Property (TT)/T and homomorphism superrigidity to mapping class groups
We show the following: every homomorphism from finite index subgroups of a universal lattices to mapping class groups of orientable surfaces (possibly with punctures), or to outer automorphism groups of finitely generated nonabelian free groups must have finite image. Here the universal lattice denotes the special linear group G=SLm(Z[x1,...,xk]) with m at least 3 and k any finite. We show that the results above remain true when universal lattices are replaced with symplectic universal lattices Sp2m(Z[x1,..., xk]) with m at least 2. These results can be regarded as a non-arithmetization of homomorphism superrigidity of Farb-Kaimanovich-Masur and Bridson-Wade for higher rank lattices.
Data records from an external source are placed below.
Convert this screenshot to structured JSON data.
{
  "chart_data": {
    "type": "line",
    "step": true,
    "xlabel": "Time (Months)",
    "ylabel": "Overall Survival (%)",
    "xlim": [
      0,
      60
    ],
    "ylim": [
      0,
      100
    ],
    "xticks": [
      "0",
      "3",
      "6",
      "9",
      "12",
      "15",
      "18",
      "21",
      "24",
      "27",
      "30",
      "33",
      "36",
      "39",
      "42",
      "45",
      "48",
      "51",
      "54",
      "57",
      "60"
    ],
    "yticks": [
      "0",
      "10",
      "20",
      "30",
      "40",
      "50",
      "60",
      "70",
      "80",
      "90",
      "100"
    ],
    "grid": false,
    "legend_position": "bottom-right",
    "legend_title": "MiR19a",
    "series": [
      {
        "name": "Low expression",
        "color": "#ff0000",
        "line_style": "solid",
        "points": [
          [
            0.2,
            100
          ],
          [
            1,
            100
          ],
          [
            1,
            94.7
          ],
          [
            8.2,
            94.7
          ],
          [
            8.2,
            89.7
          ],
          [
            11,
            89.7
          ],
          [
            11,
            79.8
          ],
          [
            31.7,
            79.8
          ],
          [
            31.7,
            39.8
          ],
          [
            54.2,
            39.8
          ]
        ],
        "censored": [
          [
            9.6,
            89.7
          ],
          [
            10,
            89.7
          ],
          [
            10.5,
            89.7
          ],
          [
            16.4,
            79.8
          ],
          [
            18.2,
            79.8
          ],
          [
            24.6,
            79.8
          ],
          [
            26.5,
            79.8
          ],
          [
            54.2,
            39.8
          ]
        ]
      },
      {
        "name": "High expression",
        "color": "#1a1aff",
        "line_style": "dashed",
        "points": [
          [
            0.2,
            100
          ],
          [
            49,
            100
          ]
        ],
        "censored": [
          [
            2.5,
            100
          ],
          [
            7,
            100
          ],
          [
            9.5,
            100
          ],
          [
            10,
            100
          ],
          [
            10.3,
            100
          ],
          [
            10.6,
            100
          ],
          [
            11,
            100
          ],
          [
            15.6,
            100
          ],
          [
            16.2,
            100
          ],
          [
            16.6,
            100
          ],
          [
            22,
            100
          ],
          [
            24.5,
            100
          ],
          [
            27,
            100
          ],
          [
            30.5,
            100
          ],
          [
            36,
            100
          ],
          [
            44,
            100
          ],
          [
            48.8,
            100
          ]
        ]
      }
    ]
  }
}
Moreover, we obtain a similar assertion in a certain measure equivalent setting. To show the statements above, we introduce a notion of property (TT)/T (``/T" stands for ``modulo trivial part"), which is a strengthing of Kazhdan's property (T) and a weakening of property (TT) of N. Monod. The following is the precise statement of our results: see arXiv:1106.3769
Theorem: Let Γ be a quotient group of a universal lattice or of a symplectic universal lattice. Suppose a countable group Λ satisfies the following two conditions:
(i) Λ is measure equivalent to Γ
(ii) For an ergodic ME-coupling Ω of (Γ,Λ), there exists a Λ -fundamental domain X(=Ω/Λ) in Ω such that the associated ME-cocycle 
α :Γ *X → Λ satisfies the L2-condition. Namely, for any γ in Γ, |α (γ, -)|Λ is in L2(X), where | - |Λ denotes a word metric on Λ with respect to a finite generating set for Λ. Then every homomorphism from Λ into MCG(Σg,l) (g,l nonnegative); or into Out(Fn) (n>1) has finite image. In particular, the following holds true: let Γ be a finite index subgroup of Em(A), m at least 3; or of Ep2m(A), m at least 2, where A is a finitely generated commutative (unital and associative) ring. Suppose G be a locally compact and second countable group and G contains a group isomorphic to Γ as a lattice. Then for any cocompact lattice Λ in G, every homomorphism from Λ into MCG(Σg,l); or into Out(Fn) has finite image. Here Em(A) denotes the elementary group, namely, the multiplicative group generated by elementary matrices in Mm(A), and Ep2m(A) denotes the elementary symplectic group.